Em contrapartida, Lula foca em metas mais específicas, como elevar a mistura de etanol na gasolina para 32% e biodiesel no diesel para 15%. Segundo o documento do petista:
Também daremos sequência aos esforços de desenvolvimento tecnológico e expansão dos combustíveis sustentáveis, acelerando a implementação de políticas de descarbonização.
O desafio da rede de transmissão
No que diz respeito à modernização do setor elétrico, o consenso gira em torno do Nordeste. O plano de Flávio Bolsonaro destaca a região como o hub ideal para atrair indústrias de tecnologia e data centers devido ao potencial eólico e solar. O senador pontua:
E é essa energia farta e competitiva que vai atrair os data centers e a nova indústria de tecnologia.
O programa de Lula, por sua vez, detalha a necessidade de sanar gargalos na transmissão de energia, prometendo continuidade aos leilões. O objetivo é integrar a produção renovável ao desenvolvimento regional. Conforme cita o plano petista:
Será fundamental expandir de forma coordenada e integrada a transmissão, a geração e o desenvolvimento regional.
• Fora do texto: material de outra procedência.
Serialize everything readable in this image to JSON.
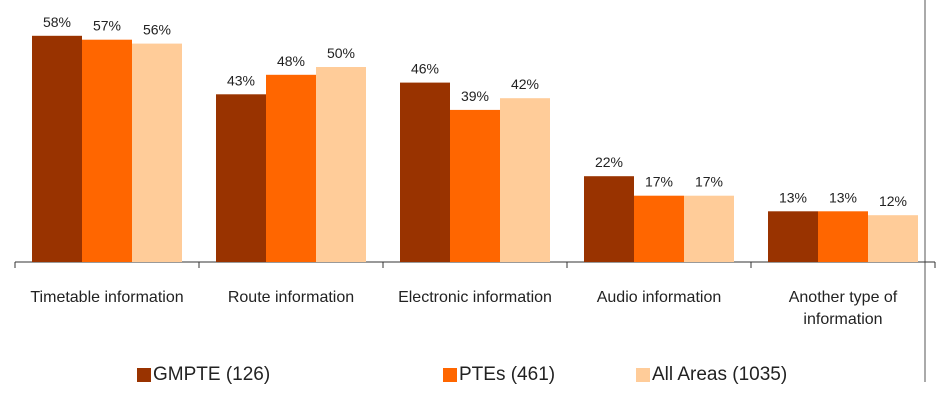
{
  "chart_data": {
    "type": "bar",
    "categories": [
      "Timetable information",
      "Route information",
      "Electronic information",
      "Audio information",
      "Another type of information"
    ],
    "series": [
      {
        "name": "GMPTE (126)",
        "color": "#993300",
        "values": [
          58,
          43,
          46,
          22,
          13
        ],
        "value_labels": [
          "58%",
          "43%",
          "46%",
          "22%",
          "13%"
        ]
      },
      {
        "name": "PTEs (461)",
        "color": "#ff6600",
        "values": [
          57,
          48,
          39,
          17,
          13
        ],
        "value_labels": [
          "57%",
          "48%",
          "39%",
          "17%",
          "13%"
        ]
      },
      {
        "name": "All Areas (1035)",
        "color": "#ffcc99",
        "values": [
          56,
          50,
          42,
          17,
          12
        ],
        "value_labels": [
          "56%",
          "50%",
          "42%",
          "17%",
          "12%"
        ]
      }
    ],
    "legend": "bottom"
  }
}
O texto visa a atração de plantas industriais de siderurgia verde e hidrogênio de baixo carbono.
Armazenamento e o futuro do sistema
A incorporação de baterias de grande escala ao SIN (Sistema Interligado Nacional) é tratada como pauta urgente por ambos. Enquanto Flávio Bolsonaro propõe programas de implantação de armazenamento de energia para conferir segurança ao sistema, o plano de Lula busca integrar a produção de baterias a uma nova agenda de neoindustrialização nacional.
Sobre o mercado de carbono, o cenário é de estabilidade. O senador busca segurança jurídica para consolidar o Brasil como exportador de ativos ambientais, enquanto a proposta atual foca na continuidade da regulamentação do SBCE (Sistema Brasileiro de Comércio de Emissões). Com o mercado regulado em plena construção pelo Ministério da Fazenda, a expectativa é que o modelo esteja operando em sua totalidade a partir de 2030, mantendo o país no mapa global de investimentos sustentáveis.